For samples that pass my series of initial checks, I compute the rotation along gravity in my computeRotation function, which sums the product of each axis's rotation rate and gravity values. With rotation along gravity computed, I can start looking for the start of the swing. A simple swing start check might look for the consistent failure of the rotation rate along gravity to meet a threshold value. Once I stop seeing rotation rate along gravity meet that threshold, I'll use that as the start time of the swing and exit out of the loop. As a final check, I'll validate the swing we detected. Here, I can look at the accumulated rotation along gravity during the swing and confirm it's within expected thresholds. And with that, I can return the start timestamp I detected. This brings me to the final step, step 3, where I now have everything I need to compute time to contact. Let's go back to our initial feed function.
Using CMBatchedSensorManager, I started by streaming accelerometer and device motion data. I detected impactTime by using the filtered accelerometer data in the z direction. Then, I identified the start of the swing near that impact timestamp by inspecting rotation rate along gravity. I'll take the difference between the two timestamps to compute time to contact.
This was a simple example of how you can develop features based on sensor data. The extra signal information in the higher frequency data streams opens the door to a lot of other investigations too. Let's take a look.
We saw this accelerometer data trace earlier with the 800 Hz accelerometer stream in the z direction.
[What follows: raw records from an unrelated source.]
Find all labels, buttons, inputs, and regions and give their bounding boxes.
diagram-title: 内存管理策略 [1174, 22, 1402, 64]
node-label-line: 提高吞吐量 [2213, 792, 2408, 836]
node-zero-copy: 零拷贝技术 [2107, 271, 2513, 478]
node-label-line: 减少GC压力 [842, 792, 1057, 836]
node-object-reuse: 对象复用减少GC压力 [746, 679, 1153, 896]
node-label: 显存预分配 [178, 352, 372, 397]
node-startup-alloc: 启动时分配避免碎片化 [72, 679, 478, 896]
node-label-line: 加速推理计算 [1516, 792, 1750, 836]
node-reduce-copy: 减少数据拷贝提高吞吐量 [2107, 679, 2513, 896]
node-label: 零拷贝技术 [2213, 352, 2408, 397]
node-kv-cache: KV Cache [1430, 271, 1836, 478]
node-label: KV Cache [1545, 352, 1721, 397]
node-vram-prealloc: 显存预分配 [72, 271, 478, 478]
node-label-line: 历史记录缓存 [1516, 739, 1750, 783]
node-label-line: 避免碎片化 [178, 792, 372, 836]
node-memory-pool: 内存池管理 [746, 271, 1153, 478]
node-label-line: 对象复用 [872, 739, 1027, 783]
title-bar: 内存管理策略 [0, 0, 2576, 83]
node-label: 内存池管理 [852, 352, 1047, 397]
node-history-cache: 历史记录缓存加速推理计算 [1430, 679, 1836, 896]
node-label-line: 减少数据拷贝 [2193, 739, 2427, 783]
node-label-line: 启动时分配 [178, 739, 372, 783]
Now, take a look at the second plot. It looks pretty similar, but it's not quite the same. This is a trace from a missed swing, where the bat did not actually make contact with the ball. Even though the swing motion itself is similar for both, you can see how the high rate data streams give us extra insight into differences like this. The algorithms you develop can capitalize on these differences to detect things that weren't possible before.
To summarize, the same device motion algorithms provide data to you in a couple different ways.
CMMotionManager vends data at a maximum of 100 Hz on a per-sample basis. This makes it a great choice if you have low latency requirements on a sub-second scale, or have motion-based features outside of workouts. The new CMBatchedSensorManager delivers data at higher rates, with caps of 200 Hz device motion and 800 Hz accelerometer on a batched schedule, delivering a batch of data per second. This makes it useful for workout-centric features that can benefit from high-rate data. It's available on Apple Watch Series 8 and Ultra. Even though I focused on a baseball swing to use CMBatchedSensorManager, these higher rate data streams can provide valuable insight into the motion of Apple Watch for all workouts, particularly during short duration or impact-based activities.
That was CMBatchedSensorManager, and this concludes my review of what's new with CoreMotion. We have great ways to interact with motion, whether it's on headphones or Apple Watch.
There are a ton of cool ways to use motion data, and I've covered just a few examples. I encourage you to try them out, and check out the documentation for more information. Make sure to give us feedback too. For an example of how motion data is translated into health-based features, like measuring mobility, check out the "Beyond Counting Steps" session from WWDC 2020. For more information on running workouts to take advantage of CMBatchedSensorManager, take a look at "Building custom workouts with WorkoutKit." We're so excited to see how you use motion data to create amazing new experiences. Thank you for watching.